Are you someone who loves attending QA conferences to gain knowledge and aspires to be a better QA by learning from expert talks? Then after reading my post, I bet you’ll think twice before attending any QA conference.

Talks given in Testμ 2023
Talks given in Selenium_conf 2023
Talks planned for TESTCON Europe 2024

Do you see any pattern in these talks?

Well, all of these talks are focused on automation. If I curate a list of all the talks given during last few years, I bet there would be 90% of them related to Automation only. Very few of them talk about Quality Assurance process. And, that’s the problem I see with QA conferences.

QA and QE

Do you agree that Quality Assurance (QA) has more to cater to the industry than only caring about automation?

I personally believe that QA community should give more emphasise on the Quality Assurance(QA) than Quality Engineering (QE).

Quality Assurance — A broader process where specialists are involved from the very early stage of the software development process to ensure that the product delivered is of the highest quality. Additionally, the Quality Assurance process aims to improve overall development efficiency.

Quality Engineering — Quality engineering is a subset of the Quality Assurance process that focuses only on testing and validation of a product to ensure that it meets the expectations of different stakeholders. It involves designing tools for testing, frameworks, and guidelines for effective and efficient testing.

The Problem

As mentioned earlier, QA conferences often heavily promote automation and various tools related to automation. While automation brings various benefits to the testing process, overemphasising it has many downsides, such as:

  • Neglecting other crucial aspects of QA, including process improvement, early defect prevention, and user experience enhancement.
  • Over-promoting automation slowly removing critical thinking and exploratory testing form testing process.
  • QA, as specialised individuals, play a vital role in defect prevention by establishing processes and standards. Overemphasis on Quality Engineering (QE) and automation may educate QAs to be involved late in the SDLC, posing a risk of introducing defects early in the process.
  • QAs solely focused on automation might encounter challenges in effective communication with other stakeholders like developers, product managers, and business analysts. Additionally, those only practicing only automation may not be fully aware of business needs and end user expectations, which is crucial aspect for any tester.
  • QA professionals confined to automation roles may find limited opportunities for career growth if not exposed to the broader aspects of quality assurance.

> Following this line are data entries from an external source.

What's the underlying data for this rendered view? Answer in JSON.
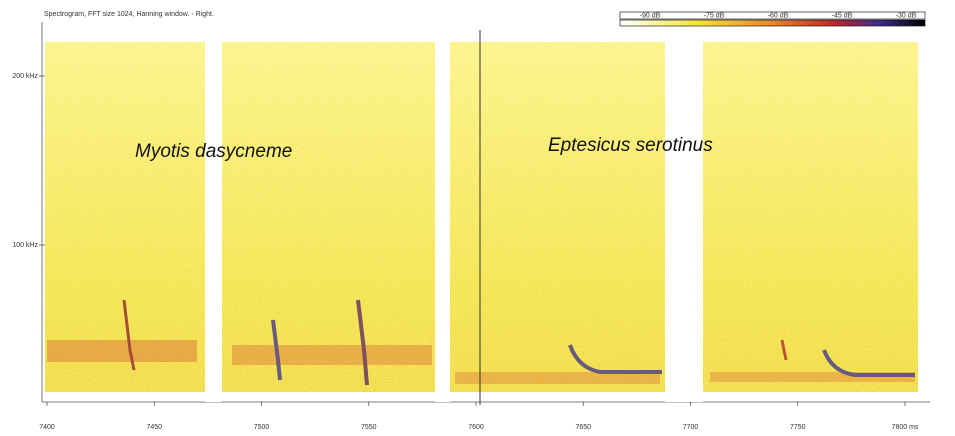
{
  "header": {
    "title": "Spectrogram, FFT size 1024, Hanning window. - Right."
  },
  "colorbar": {
    "labels": [
      "-90 dB",
      "-75 dB",
      "-60 dB",
      "-45 dB",
      "-30 dB"
    ]
  },
  "axes": {
    "y_labels": [
      "200 kHz",
      "100 kHz"
    ],
    "x_labels": [
      "7400",
      "7450",
      "7500",
      "7550",
      "7600",
      "7650",
      "7700",
      "7750",
      "7800 ms"
    ]
  },
  "annotations": [
    "Myotis dasycneme",
    "Eptesicus serotinus"
  ]
}
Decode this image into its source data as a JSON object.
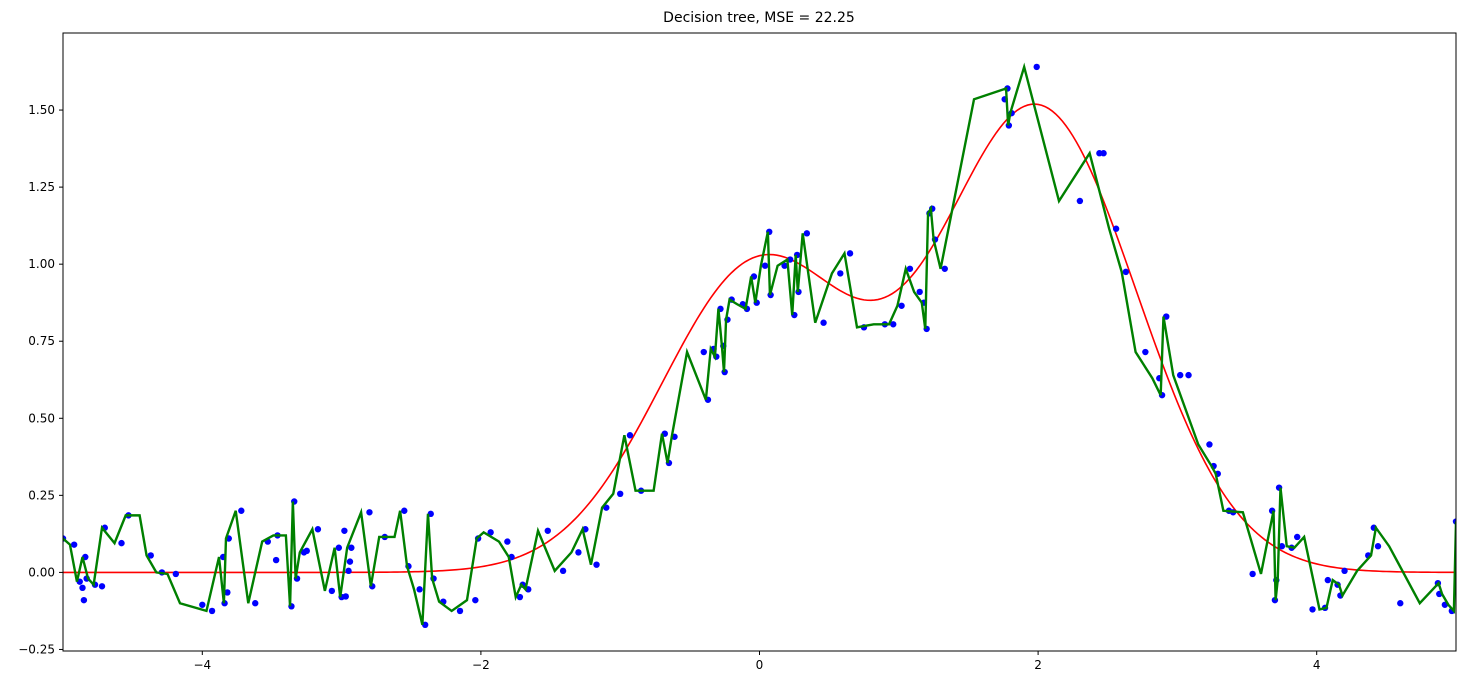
{
  "chart_data": {
    "type": "line",
    "title": "Decision tree, MSE = 22.25",
    "xlabel": "",
    "ylabel": "",
    "xlim": [
      -5,
      5
    ],
    "ylim": [
      -0.255,
      1.75
    ],
    "x_ticks": [
      -4,
      -2,
      0,
      2,
      4
    ],
    "x_tick_labels": [
      "−4",
      "−2",
      "0",
      "2",
      "4"
    ],
    "y_ticks": [
      -0.25,
      0.0,
      0.25,
      0.5,
      0.75,
      1.0,
      1.25,
      1.5
    ],
    "y_tick_labels": [
      "−0.25",
      "0.00",
      "0.25",
      "0.50",
      "0.75",
      "1.00",
      "1.25",
      "1.50"
    ],
    "grid": false,
    "legend": "none",
    "colors": {
      "scatter": "#0000ff",
      "true_function": "#ff0000",
      "prediction": "#008000"
    },
    "true_function": {
      "description_formula": "exp(-x^2) + 1.5*exp(-(x-2)^2)",
      "samples": 400
    },
    "scatter_points": [
      [
        -5.0,
        0.11
      ],
      [
        -4.92,
        0.09
      ],
      [
        -4.88,
        -0.03
      ],
      [
        -4.86,
        -0.05
      ],
      [
        -4.85,
        -0.09
      ],
      [
        -4.84,
        0.05
      ],
      [
        -4.83,
        -0.02
      ],
      [
        -4.77,
        -0.04
      ],
      [
        -4.72,
        -0.045
      ],
      [
        -4.7,
        0.145
      ],
      [
        -4.58,
        0.095
      ],
      [
        -4.53,
        0.185
      ],
      [
        -4.37,
        0.055
      ],
      [
        -4.29,
        0.0
      ],
      [
        -4.19,
        -0.005
      ],
      [
        -4.0,
        -0.105
      ],
      [
        -3.93,
        -0.125
      ],
      [
        -3.85,
        0.05
      ],
      [
        -3.84,
        -0.1
      ],
      [
        -3.82,
        -0.065
      ],
      [
        -3.81,
        0.11
      ],
      [
        -3.72,
        0.2
      ],
      [
        -3.62,
        -0.1
      ],
      [
        -3.53,
        0.1
      ],
      [
        -3.47,
        0.04
      ],
      [
        -3.46,
        0.12
      ],
      [
        -3.36,
        -0.11
      ],
      [
        -3.34,
        0.23
      ],
      [
        -3.32,
        -0.02
      ],
      [
        -3.27,
        0.065
      ],
      [
        -3.25,
        0.07
      ],
      [
        -3.17,
        0.14
      ],
      [
        -3.07,
        -0.06
      ],
      [
        -3.02,
        0.08
      ],
      [
        -3.0,
        -0.08
      ],
      [
        -2.98,
        0.135
      ],
      [
        -2.97,
        -0.078
      ],
      [
        -2.95,
        0.005
      ],
      [
        -2.94,
        0.035
      ],
      [
        -2.93,
        0.08
      ],
      [
        -2.8,
        0.195
      ],
      [
        -2.78,
        -0.045
      ],
      [
        -2.69,
        0.115
      ],
      [
        -2.55,
        0.2
      ],
      [
        -2.52,
        0.02
      ],
      [
        -2.44,
        -0.055
      ],
      [
        -2.4,
        -0.17
      ],
      [
        -2.36,
        0.19
      ],
      [
        -2.34,
        -0.02
      ],
      [
        -2.27,
        -0.095
      ],
      [
        -2.15,
        -0.125
      ],
      [
        -2.04,
        -0.09
      ],
      [
        -2.02,
        0.11
      ],
      [
        -1.93,
        0.13
      ],
      [
        -1.81,
        0.1
      ],
      [
        -1.78,
        0.05
      ],
      [
        -1.72,
        -0.08
      ],
      [
        -1.7,
        -0.04
      ],
      [
        -1.66,
        -0.055
      ],
      [
        -1.52,
        0.135
      ],
      [
        -1.41,
        0.005
      ],
      [
        -1.3,
        0.065
      ],
      [
        -1.25,
        0.14
      ],
      [
        -1.17,
        0.025
      ],
      [
        -1.1,
        0.21
      ],
      [
        -1.0,
        0.255
      ],
      [
        -0.93,
        0.445
      ],
      [
        -0.85,
        0.265
      ],
      [
        -0.68,
        0.45
      ],
      [
        -0.65,
        0.355
      ],
      [
        -0.61,
        0.44
      ],
      [
        -0.4,
        0.715
      ],
      [
        -0.37,
        0.56
      ],
      [
        -0.33,
        0.725
      ],
      [
        -0.31,
        0.7
      ],
      [
        -0.28,
        0.855
      ],
      [
        -0.26,
        0.735
      ],
      [
        -0.25,
        0.65
      ],
      [
        -0.23,
        0.82
      ],
      [
        -0.2,
        0.885
      ],
      [
        -0.12,
        0.87
      ],
      [
        -0.09,
        0.855
      ],
      [
        -0.04,
        0.96
      ],
      [
        -0.02,
        0.875
      ],
      [
        0.04,
        0.995
      ],
      [
        0.07,
        1.105
      ],
      [
        0.08,
        0.9
      ],
      [
        0.18,
        0.995
      ],
      [
        0.22,
        1.015
      ],
      [
        0.25,
        0.835
      ],
      [
        0.27,
        1.03
      ],
      [
        0.28,
        0.91
      ],
      [
        0.34,
        1.1
      ],
      [
        0.46,
        0.81
      ],
      [
        0.58,
        0.97
      ],
      [
        0.65,
        1.035
      ],
      [
        0.75,
        0.795
      ],
      [
        0.9,
        0.805
      ],
      [
        0.96,
        0.805
      ],
      [
        1.02,
        0.865
      ],
      [
        1.08,
        0.985
      ],
      [
        1.15,
        0.91
      ],
      [
        1.18,
        0.875
      ],
      [
        1.2,
        0.79
      ],
      [
        1.22,
        1.165
      ],
      [
        1.24,
        1.18
      ],
      [
        1.26,
        1.08
      ],
      [
        1.33,
        0.985
      ],
      [
        1.76,
        1.535
      ],
      [
        1.78,
        1.57
      ],
      [
        1.79,
        1.45
      ],
      [
        1.81,
        1.49
      ],
      [
        1.99,
        1.64
      ],
      [
        2.3,
        1.205
      ],
      [
        2.44,
        1.36
      ],
      [
        2.47,
        1.36
      ],
      [
        2.56,
        1.115
      ],
      [
        2.63,
        0.975
      ],
      [
        2.77,
        0.715
      ],
      [
        2.87,
        0.63
      ],
      [
        2.89,
        0.575
      ],
      [
        2.92,
        0.83
      ],
      [
        3.02,
        0.64
      ],
      [
        3.08,
        0.64
      ],
      [
        3.23,
        0.415
      ],
      [
        3.26,
        0.345
      ],
      [
        3.29,
        0.32
      ],
      [
        3.37,
        0.2
      ],
      [
        3.4,
        0.195
      ],
      [
        3.54,
        -0.005
      ],
      [
        3.68,
        0.2
      ],
      [
        3.7,
        -0.09
      ],
      [
        3.71,
        -0.025
      ],
      [
        3.73,
        0.275
      ],
      [
        3.75,
        0.085
      ],
      [
        3.82,
        0.08
      ],
      [
        3.86,
        0.115
      ],
      [
        3.97,
        -0.12
      ],
      [
        4.06,
        -0.115
      ],
      [
        4.08,
        -0.025
      ],
      [
        4.15,
        -0.04
      ],
      [
        4.17,
        -0.075
      ],
      [
        4.2,
        0.005
      ],
      [
        4.37,
        0.055
      ],
      [
        4.41,
        0.145
      ],
      [
        4.44,
        0.085
      ],
      [
        4.6,
        -0.1
      ],
      [
        4.87,
        -0.035
      ],
      [
        4.88,
        -0.07
      ],
      [
        4.92,
        -0.105
      ],
      [
        4.97,
        -0.125
      ],
      [
        5.0,
        0.165
      ]
    ],
    "prediction_steps": [
      [
        -5.0,
        0.11
      ],
      [
        -4.95,
        0.09
      ],
      [
        -4.9,
        -0.03
      ],
      [
        -4.86,
        0.05
      ],
      [
        -4.82,
        -0.02
      ],
      [
        -4.78,
        -0.04
      ],
      [
        -4.72,
        0.145
      ],
      [
        -4.63,
        0.095
      ],
      [
        -4.55,
        0.185
      ],
      [
        -4.45,
        0.185
      ],
      [
        -4.4,
        0.055
      ],
      [
        -4.33,
        0.0
      ],
      [
        -4.25,
        -0.005
      ],
      [
        -4.16,
        -0.1
      ],
      [
        -3.97,
        -0.125
      ],
      [
        -3.88,
        0.05
      ],
      [
        -3.845,
        -0.1
      ],
      [
        -3.83,
        0.11
      ],
      [
        -3.76,
        0.2
      ],
      [
        -3.67,
        -0.1
      ],
      [
        -3.57,
        0.1
      ],
      [
        -3.49,
        0.12
      ],
      [
        -3.4,
        0.12
      ],
      [
        -3.37,
        -0.11
      ],
      [
        -3.35,
        0.23
      ],
      [
        -3.33,
        -0.02
      ],
      [
        -3.3,
        0.065
      ],
      [
        -3.21,
        0.14
      ],
      [
        -3.12,
        -0.06
      ],
      [
        -3.05,
        0.08
      ],
      [
        -3.01,
        -0.08
      ],
      [
        -2.96,
        0.08
      ],
      [
        -2.86,
        0.195
      ],
      [
        -2.79,
        -0.045
      ],
      [
        -2.73,
        0.115
      ],
      [
        -2.62,
        0.115
      ],
      [
        -2.58,
        0.2
      ],
      [
        -2.53,
        0.02
      ],
      [
        -2.48,
        -0.055
      ],
      [
        -2.42,
        -0.17
      ],
      [
        -2.38,
        0.19
      ],
      [
        -2.35,
        -0.02
      ],
      [
        -2.3,
        -0.095
      ],
      [
        -2.21,
        -0.125
      ],
      [
        -2.1,
        -0.09
      ],
      [
        -2.03,
        0.11
      ],
      [
        -1.98,
        0.13
      ],
      [
        -1.87,
        0.1
      ],
      [
        -1.8,
        0.05
      ],
      [
        -1.75,
        -0.08
      ],
      [
        -1.71,
        -0.04
      ],
      [
        -1.68,
        -0.055
      ],
      [
        -1.59,
        0.135
      ],
      [
        -1.47,
        0.005
      ],
      [
        -1.35,
        0.065
      ],
      [
        -1.27,
        0.14
      ],
      [
        -1.21,
        0.025
      ],
      [
        -1.13,
        0.21
      ],
      [
        -1.05,
        0.255
      ],
      [
        -0.97,
        0.445
      ],
      [
        -0.89,
        0.265
      ],
      [
        -0.76,
        0.265
      ],
      [
        -0.7,
        0.45
      ],
      [
        -0.66,
        0.355
      ],
      [
        -0.63,
        0.44
      ],
      [
        -0.52,
        0.715
      ],
      [
        -0.385,
        0.56
      ],
      [
        -0.35,
        0.725
      ],
      [
        -0.32,
        0.7
      ],
      [
        -0.295,
        0.855
      ],
      [
        -0.27,
        0.735
      ],
      [
        -0.255,
        0.65
      ],
      [
        -0.24,
        0.82
      ],
      [
        -0.215,
        0.885
      ],
      [
        -0.16,
        0.87
      ],
      [
        -0.1,
        0.855
      ],
      [
        -0.06,
        0.96
      ],
      [
        -0.03,
        0.875
      ],
      [
        0.01,
        0.995
      ],
      [
        0.06,
        1.105
      ],
      [
        0.075,
        0.9
      ],
      [
        0.13,
        0.995
      ],
      [
        0.2,
        1.015
      ],
      [
        0.235,
        0.835
      ],
      [
        0.26,
        1.03
      ],
      [
        0.275,
        0.91
      ],
      [
        0.31,
        1.1
      ],
      [
        0.4,
        0.81
      ],
      [
        0.52,
        0.97
      ],
      [
        0.61,
        1.035
      ],
      [
        0.7,
        0.795
      ],
      [
        0.82,
        0.805
      ],
      [
        0.93,
        0.805
      ],
      [
        0.99,
        0.865
      ],
      [
        1.05,
        0.985
      ],
      [
        1.11,
        0.91
      ],
      [
        1.165,
        0.875
      ],
      [
        1.19,
        0.79
      ],
      [
        1.21,
        1.165
      ],
      [
        1.23,
        1.18
      ],
      [
        1.25,
        1.08
      ],
      [
        1.3,
        0.985
      ],
      [
        1.54,
        1.535
      ],
      [
        1.77,
        1.57
      ],
      [
        1.785,
        1.45
      ],
      [
        1.8,
        1.49
      ],
      [
        1.9,
        1.64
      ],
      [
        2.15,
        1.205
      ],
      [
        2.37,
        1.36
      ],
      [
        2.51,
        1.115
      ],
      [
        2.6,
        0.975
      ],
      [
        2.7,
        0.715
      ],
      [
        2.82,
        0.63
      ],
      [
        2.88,
        0.575
      ],
      [
        2.9,
        0.83
      ],
      [
        2.97,
        0.64
      ],
      [
        3.15,
        0.415
      ],
      [
        3.245,
        0.345
      ],
      [
        3.275,
        0.32
      ],
      [
        3.33,
        0.2
      ],
      [
        3.47,
        0.195
      ],
      [
        3.6,
        -0.005
      ],
      [
        3.69,
        0.2
      ],
      [
        3.705,
        -0.09
      ],
      [
        3.72,
        -0.025
      ],
      [
        3.74,
        0.275
      ],
      [
        3.785,
        0.085
      ],
      [
        3.84,
        0.08
      ],
      [
        3.91,
        0.115
      ],
      [
        4.02,
        -0.12
      ],
      [
        4.07,
        -0.115
      ],
      [
        4.115,
        -0.025
      ],
      [
        4.16,
        -0.04
      ],
      [
        4.185,
        -0.075
      ],
      [
        4.29,
        0.005
      ],
      [
        4.39,
        0.055
      ],
      [
        4.425,
        0.145
      ],
      [
        4.52,
        0.085
      ],
      [
        4.74,
        -0.1
      ],
      [
        4.875,
        -0.035
      ],
      [
        4.9,
        -0.07
      ],
      [
        4.945,
        -0.105
      ],
      [
        4.985,
        -0.125
      ],
      [
        5.0,
        0.165
      ]
    ]
  }
}
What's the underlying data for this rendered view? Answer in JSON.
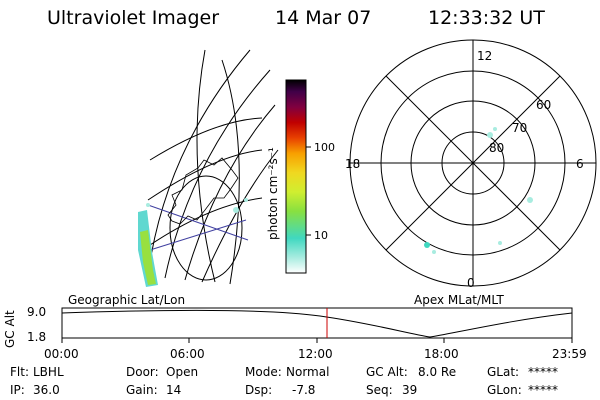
{
  "header": {
    "instrument": "Ultraviolet Imager",
    "date": "14 Mar 07",
    "time": "12:33:32 UT"
  },
  "colorbar": {
    "unit_label": "photon cm⁻²s⁻¹",
    "tick_labels": [
      "100",
      "10"
    ],
    "scale": "log",
    "gradient_colors": [
      "#ffffff",
      "#a8ece0",
      "#40d8c0",
      "#88e040",
      "#d0ee30",
      "#f0d820",
      "#f8a000",
      "#e84000",
      "#c00000",
      "#800040",
      "#400048",
      "#000000"
    ]
  },
  "polar_plot": {
    "clock_labels": [
      "12",
      "18",
      "6",
      "0"
    ],
    "latitude_labels": [
      "60",
      "70",
      "80"
    ]
  },
  "altitude_plot": {
    "left_title": "Geographic Lat/Lon",
    "right_title": "Apex MLat/MLT",
    "y_axis_label": "GC Alt",
    "y_ticks": [
      "9.0",
      "1.8"
    ],
    "x_ticks": [
      "00:00",
      "06:00",
      "12:00",
      "18:00",
      "23:59"
    ],
    "marker_color": "#cc0000"
  },
  "status": {
    "filter_label": "Flt:",
    "filter_value": "LBHL",
    "ip_label": "IP:",
    "ip_value": "36.0",
    "door_label": "Door:",
    "door_value": "Open",
    "gain_label": "Gain:",
    "gain_value": "14",
    "mode_label": "Mode:",
    "mode_value": "Normal",
    "dsp_label": "Dsp:",
    "dsp_value": "-7.8",
    "gcalt_label": "GC Alt:",
    "gcalt_value": "8.0 Re",
    "seq_label": "Seq:",
    "seq_value": "39",
    "glat_label": "GLat:",
    "glat_value": "*****",
    "glon_label": "GLon:",
    "glon_value": "*****"
  }
}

What I expect from QA Conferences

  • More diversity in terms content, they should equally focus on other aspects of QA than automation only.
  • Equal focus should be given to exploratory testing, there should be more education towards becoming a creative exploratory testers than only emphasising the automation.
  • There should be talks covering how the experts dealt with difficult situations, what strategy they implemented to improve the mindset of the team towards quality.
  • The talks should be promoting the prevention approach and not the detection, there should be real world case studies shared by experts on how they advocated quality in the team.
  • There should be talks about conducting bug bashes, chaos, 3 amigos effectively in the teams for process improvisation.
  • No one talks about how to ask question which is another an important aspect for QA, QA community should educate QAs to ask questions.